Taking the easy way: Road-tripping along the Camino de Santiago
With a group of friends, I realized that you don’t necessarily need to go on foot to see the sights along Spain’s famed pilgrimage trail
The Camino de Santiago, or St James’ Way, is the world-renowned walking route that has been trodden on for over a millennium.
Originally, it was a religious pilgrim route following in the footsteps of Jesus’ apostle St James, which evolved into the iconic route that starts in the Pyrenees on the French/Spanish border, traverses across the Spanish countryside, and ultimately ends in the Galician town of Santiago de Compostela.
With that journey spanning roughly 800km, it’s quite a long distance to walk — the average person takes about a month to complete it — so it got me thinking, couldn’t you just drive that?
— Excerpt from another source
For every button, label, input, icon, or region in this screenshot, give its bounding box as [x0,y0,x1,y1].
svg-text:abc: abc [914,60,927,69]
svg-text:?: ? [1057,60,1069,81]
Sacrilegious thoughts? Definitely.
But for decades, the Camino hasn’t just been a religious pilgrimage; many secular tourists have found alternative ways to “do the Camino” along the classic route from the French border, or a section of it, or along the many alternate paths that start in different places, like Lisbon or Sevilla.
Some go via bicycle, some on horseback, some on battery-powered e-bikes. That said, the four wheels of a motorised vehicle was my 21st-century way to see the sights along the Camino Frances — the classic route that also inspired Paulo Coelho’s The Pilgrimage— since, like many, I didn’t have the time or energy to walk for four weeks.
On the road
Landing in Madrid, we hit the road and started our version of the Camino in the city of Burgos — two and a half hours straight north by car — although if we really wanted to start near the French/Spanish border, we could have driven the five hours to Roncesvalles in the Navarre region.
From there, the westbound road to Burgos would have brought us through Pamplona—worth a stop if you’re travelling in early July, when the famed “Running of the Bulls” happens during the Fiesta de San Fermin — and another notable pitstop: Logrono, the heart of Spain’s Rioja wine region, where we might have spent a day touring and tasting at local wineries.
We’d have plenty of wine along our road trip anyway, and being springtime, we forsook the town made famous by Ernest Hemingway. Our plan was to drive the rest of the route from Burgos more or less, and make pit stops along the way to see historic and natural sights, experience local culture and cuisine, and even stretch our legs a few times on the Camino itself.
Getting stamped from Burgos to Leon
Burgos was our orientation city to Spain, home of pleasant promenades adorned with pollarded trees, enticing tapas bars and vermuterias, and the unmistakable Burgos Cathedral, so grand and Gothic that it’s on the Unesco World Heritage List.
It was in Burgos that we acquired a blank Camino passport at the municipal hostel, so that we could collect unique stamps of each place we’d experience along the route. While the stamps of ink would not bring us an official certificate of completion at the end of our Camino journey since we “cheated” by car, the practice of collecting stamps— and almost becoming obsessed with collecting them — became our common bond with actual walking peregrinos (pilgrims).
After a day in Burgos, we drove westbound towards Leon.
On the way, we made a pitstop in the village of Castrojeriz to walk a section of the Camino, back and forth from the 11th-century Convent of San Anton on the outskirts of town, to the town centre in the shadows of the hilltop Castrojeriz Castle.
It was in town that we got some of our first stamps inked into our passports during our visits to the Church of the Lady of the Apple Tree and the Church of San Juan. From there, we stopped in Fromista, site of what was once Spain’s biggest construction project of the 18th century, the Canal of Castilla, built for cargo boats to export grains north to the Cantabrian Sea.
Today, boats carry travellers like us up and down the canal on short scenic boat tours, where we waved to peregrinos walking along the towpath with the standard greeting, “¡Buen Camino!” (“[Have a] good Camino!”) The salutation was usually reciprocated —but one snarky pilgrim replied with “¡Buen barco!” (“Have a good boat!”) Touché. We may have been cheating with the use of vehicles, but at least we got another stamp from the canal boat.
Once in Leon, we embraced being in a big city again.
The provincial capital that dates back to Roman times but is significant for its “newer” structures: the 13th-century Gothic Cathedral, the 12th-century Basilica of San Isidoro — now a museum holding the illustrious Chalice of Dona Urraca — and the 19th-century Casa Botines, designed by famed Spanish architect, Antoni Gaudí.
We toured these sights by day — collecting more stamps on the way — and by night we explored the Barrio Humedo district, which translates to “wet neighbourhood” — wet as in being the opposite of dry in a spirited sense, because its lively restaurant and bar scene flows with Spanish wines, beer, vermouth, and orujo (Spanish brandy).